Wuthering Heights // Emily Bronte
Emily Bronte’s Wuthering Heights is a classic for a reason. Although the plot is confusing without a copy of the family tree and a thorough initial read-through, anyone who has read it will note that it is not solely a tale of Catherine and Heathcliff’s forbidden love. This two-volume epic is ultimately a narrative on society with traits of a ghost story, documenting the natural rebellion from oppressive ideals and the destruction of the lives trapped within this constraint.
The novel begins with Catherine Earnshaw and her brother Hindley, growing up alongside the adopted Heathcliff, a strange and sadistic boy their father mysteriously brought back from Liverpool. Following a wild childhood with Heathcliff, social expectations catch up with Catherine as she chooses to marry Edgar Linton from Thrushcross Grange even though she confesses her still-deep love for Heathcliff. When Catherine dies following the birth of her daughter, history begins to repeat itself with a similar love triangle between the younger Cathy, Heathcliff’s son, Linton, and Hindley’s son, Hareton. The beauty of this repetition is the evident attributes the characters inherit; Catherine, the daughter of the emotionally extreme Cathy and the reserved and romantic Edgar, is written as holding a balance of passion and delicacy perfectly.

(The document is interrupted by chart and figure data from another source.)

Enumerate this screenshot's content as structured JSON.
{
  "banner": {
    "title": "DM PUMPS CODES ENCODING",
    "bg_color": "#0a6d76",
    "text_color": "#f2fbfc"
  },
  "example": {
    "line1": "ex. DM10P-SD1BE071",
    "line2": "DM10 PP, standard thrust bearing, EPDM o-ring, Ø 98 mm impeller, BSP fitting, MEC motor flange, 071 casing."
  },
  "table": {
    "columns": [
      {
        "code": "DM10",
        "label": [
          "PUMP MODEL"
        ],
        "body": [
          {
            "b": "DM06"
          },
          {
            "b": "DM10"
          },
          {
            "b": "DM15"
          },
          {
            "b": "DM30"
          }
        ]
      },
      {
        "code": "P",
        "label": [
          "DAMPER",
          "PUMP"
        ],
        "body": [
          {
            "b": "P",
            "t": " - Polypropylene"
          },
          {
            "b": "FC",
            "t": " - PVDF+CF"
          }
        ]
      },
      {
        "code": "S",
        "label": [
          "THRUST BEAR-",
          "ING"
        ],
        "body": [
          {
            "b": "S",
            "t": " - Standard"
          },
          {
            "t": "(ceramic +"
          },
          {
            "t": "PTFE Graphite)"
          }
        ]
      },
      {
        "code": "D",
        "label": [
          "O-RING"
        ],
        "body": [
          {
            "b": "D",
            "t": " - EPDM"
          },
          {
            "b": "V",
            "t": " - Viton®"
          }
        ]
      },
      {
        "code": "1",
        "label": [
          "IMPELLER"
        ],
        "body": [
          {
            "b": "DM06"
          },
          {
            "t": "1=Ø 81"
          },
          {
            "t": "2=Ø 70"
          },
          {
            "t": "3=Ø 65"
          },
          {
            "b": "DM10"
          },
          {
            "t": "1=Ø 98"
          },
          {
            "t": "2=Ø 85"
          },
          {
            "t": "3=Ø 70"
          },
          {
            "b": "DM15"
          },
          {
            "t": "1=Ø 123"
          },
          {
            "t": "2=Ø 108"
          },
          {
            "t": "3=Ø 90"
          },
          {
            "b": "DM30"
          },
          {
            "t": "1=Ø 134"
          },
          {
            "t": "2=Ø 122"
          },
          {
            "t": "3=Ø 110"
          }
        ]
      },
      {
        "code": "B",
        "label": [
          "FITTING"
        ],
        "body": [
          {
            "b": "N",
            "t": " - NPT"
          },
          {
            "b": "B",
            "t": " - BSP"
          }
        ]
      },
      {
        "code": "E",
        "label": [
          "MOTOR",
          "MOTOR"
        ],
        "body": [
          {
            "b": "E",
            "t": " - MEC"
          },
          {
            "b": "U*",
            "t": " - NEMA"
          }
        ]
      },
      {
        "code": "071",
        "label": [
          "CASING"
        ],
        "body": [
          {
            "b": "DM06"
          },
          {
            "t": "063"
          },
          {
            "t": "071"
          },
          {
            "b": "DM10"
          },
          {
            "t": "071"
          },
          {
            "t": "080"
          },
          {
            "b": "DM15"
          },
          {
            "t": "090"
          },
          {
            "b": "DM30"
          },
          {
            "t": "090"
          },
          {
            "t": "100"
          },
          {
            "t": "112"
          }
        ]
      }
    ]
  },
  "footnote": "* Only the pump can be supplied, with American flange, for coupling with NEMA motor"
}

This novel is truly passionate, with Bronte’s description of Catherine’s love for Heathcliff being one of the most emotional extracts in literature. These words, including the famous “Whatever our souls are made of, his and mine are the same,” paired with the setting of the wild Yorkshire moors, create the book’s enticing rawness. The novel is brilliantly well-written, with the Gothic darkness surrounding the tale twisting the emotion into something sinister. Although Wuthering Heights may be a generic choice, its legacy is completely honest. Wuthering Heights is my favourite book.